|
Войдя тихо в кабинет, Нина подошла сзади, обняла лысеющую голову Бориса и сказала:
— О чем ты пишешь?
Савинков отбросил перо, улыбнулся монгольскими углями, проговорил, потягиваясь:
— Ты не поймешь.
— Если ты не скажешь, не пойму. Скажи.
— Хорошо. — Савинков улыбается дурно. — Я пишу, Нина, о человеке, убивающем людей из чувства спорта и скуки, о человеке, которому очень тоскливо, у которого нет ничего, ни привязанности, ни любви, для которого жизнь глупый, а может быть гениальный, но ползущий в пустоту глетчер. Ты понимаешь?
«Зачем он так смеется. Ведь это жестоко».
— Я понимаю. Но ты прав, эта работа мне чужда. Я больше люблю твои стихи.
— Но в стихах я пишу о том же? О том, что человек потерял обоняние и запах гнилых яблок принимает за л`ориган? Не различает запахов, — нехорошо смеется Савинков.
«Это он смеется над ней, над Ниной. Он знает ее. Знает, что она сейчас скажет, что думает».
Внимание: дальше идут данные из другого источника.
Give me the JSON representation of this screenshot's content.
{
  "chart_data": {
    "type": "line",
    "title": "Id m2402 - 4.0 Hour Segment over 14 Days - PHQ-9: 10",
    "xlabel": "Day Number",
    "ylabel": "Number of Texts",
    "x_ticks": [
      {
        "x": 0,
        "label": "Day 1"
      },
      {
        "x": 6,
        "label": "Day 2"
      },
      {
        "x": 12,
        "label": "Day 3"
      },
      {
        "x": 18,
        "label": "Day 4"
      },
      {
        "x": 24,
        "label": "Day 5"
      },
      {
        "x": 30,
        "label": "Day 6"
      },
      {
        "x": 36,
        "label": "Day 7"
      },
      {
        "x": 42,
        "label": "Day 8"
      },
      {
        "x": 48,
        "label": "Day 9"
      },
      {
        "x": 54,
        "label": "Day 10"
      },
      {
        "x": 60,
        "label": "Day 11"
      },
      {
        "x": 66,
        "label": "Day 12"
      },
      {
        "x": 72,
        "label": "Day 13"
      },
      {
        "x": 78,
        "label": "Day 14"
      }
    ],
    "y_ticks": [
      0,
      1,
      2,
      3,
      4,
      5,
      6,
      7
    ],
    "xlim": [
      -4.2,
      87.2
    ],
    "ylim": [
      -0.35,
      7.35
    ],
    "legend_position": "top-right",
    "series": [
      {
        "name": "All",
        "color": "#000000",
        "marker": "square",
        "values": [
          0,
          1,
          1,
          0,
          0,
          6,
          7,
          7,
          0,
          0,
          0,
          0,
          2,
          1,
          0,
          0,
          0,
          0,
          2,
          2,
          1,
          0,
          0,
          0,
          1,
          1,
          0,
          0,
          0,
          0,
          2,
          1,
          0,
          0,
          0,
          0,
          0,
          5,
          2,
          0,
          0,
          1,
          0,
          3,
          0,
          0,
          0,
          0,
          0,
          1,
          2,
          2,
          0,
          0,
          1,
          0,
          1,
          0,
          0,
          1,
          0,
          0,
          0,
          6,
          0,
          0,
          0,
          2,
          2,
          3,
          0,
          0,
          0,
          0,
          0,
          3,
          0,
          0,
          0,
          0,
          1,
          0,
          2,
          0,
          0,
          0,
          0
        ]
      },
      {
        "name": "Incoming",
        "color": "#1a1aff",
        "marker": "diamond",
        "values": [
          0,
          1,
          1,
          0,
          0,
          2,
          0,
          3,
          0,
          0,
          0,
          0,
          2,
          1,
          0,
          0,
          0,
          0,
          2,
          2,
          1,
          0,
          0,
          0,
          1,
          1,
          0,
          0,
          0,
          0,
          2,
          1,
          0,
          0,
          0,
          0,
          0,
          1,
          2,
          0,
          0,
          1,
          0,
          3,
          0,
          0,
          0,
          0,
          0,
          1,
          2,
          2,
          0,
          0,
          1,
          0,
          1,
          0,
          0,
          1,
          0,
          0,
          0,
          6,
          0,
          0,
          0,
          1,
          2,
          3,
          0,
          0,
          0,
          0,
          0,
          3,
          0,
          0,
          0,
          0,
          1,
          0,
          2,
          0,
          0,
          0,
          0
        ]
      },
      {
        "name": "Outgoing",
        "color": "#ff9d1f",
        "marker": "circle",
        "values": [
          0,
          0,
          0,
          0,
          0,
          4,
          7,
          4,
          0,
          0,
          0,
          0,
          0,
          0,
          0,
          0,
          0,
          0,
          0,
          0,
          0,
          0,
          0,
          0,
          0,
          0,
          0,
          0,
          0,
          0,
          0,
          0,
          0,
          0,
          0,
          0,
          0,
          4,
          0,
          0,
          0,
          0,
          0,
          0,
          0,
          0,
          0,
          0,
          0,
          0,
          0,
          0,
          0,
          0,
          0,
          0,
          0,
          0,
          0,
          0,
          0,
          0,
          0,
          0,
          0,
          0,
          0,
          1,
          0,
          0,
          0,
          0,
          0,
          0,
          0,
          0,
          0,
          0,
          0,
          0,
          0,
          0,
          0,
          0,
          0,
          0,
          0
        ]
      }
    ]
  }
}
— Что ж твой роман будет автобиографичен?
— Пожалуй. Это тонкое замечание.
— Очень грустно. И в нем не будет ни к кому любви?
— В конечном счете — нет. Хочшь, я прочту тебе единственное место о настоящей любви моего героя? Слушай: — «Когда я думаю о ней, мне почему-то вспоминается странный южный цветок. Растение тропиков, палящего солнца и выжженных скал. Я вижу твердый лист кактуса, лапчатые зигзаги его стеблей. Посреди заостренных игл, багрово-красный, махровый цвет. Будто капля горячей крови брызнула и как пурпур застыла. Я видел этот цветок на юге, в странном и пышном саду между пальм и апельсиновых рощ. Я гладил его листы, я рвал себе руки об иглы, я лицом прижимался к нему, я вдыхал пряный и острый, опьяняющий аромат. Сверкало море, сияло в зените солнце, свершалось тайное колдовство. Красный цветок околдовал меня и измучил».
«Почему он не чувствует, что это больно? Зачем говорил, что любит? Зачем всегда хочет делать боль, убивать этими ужасными мелочами. Он читает только, чтобы доставить неприятность».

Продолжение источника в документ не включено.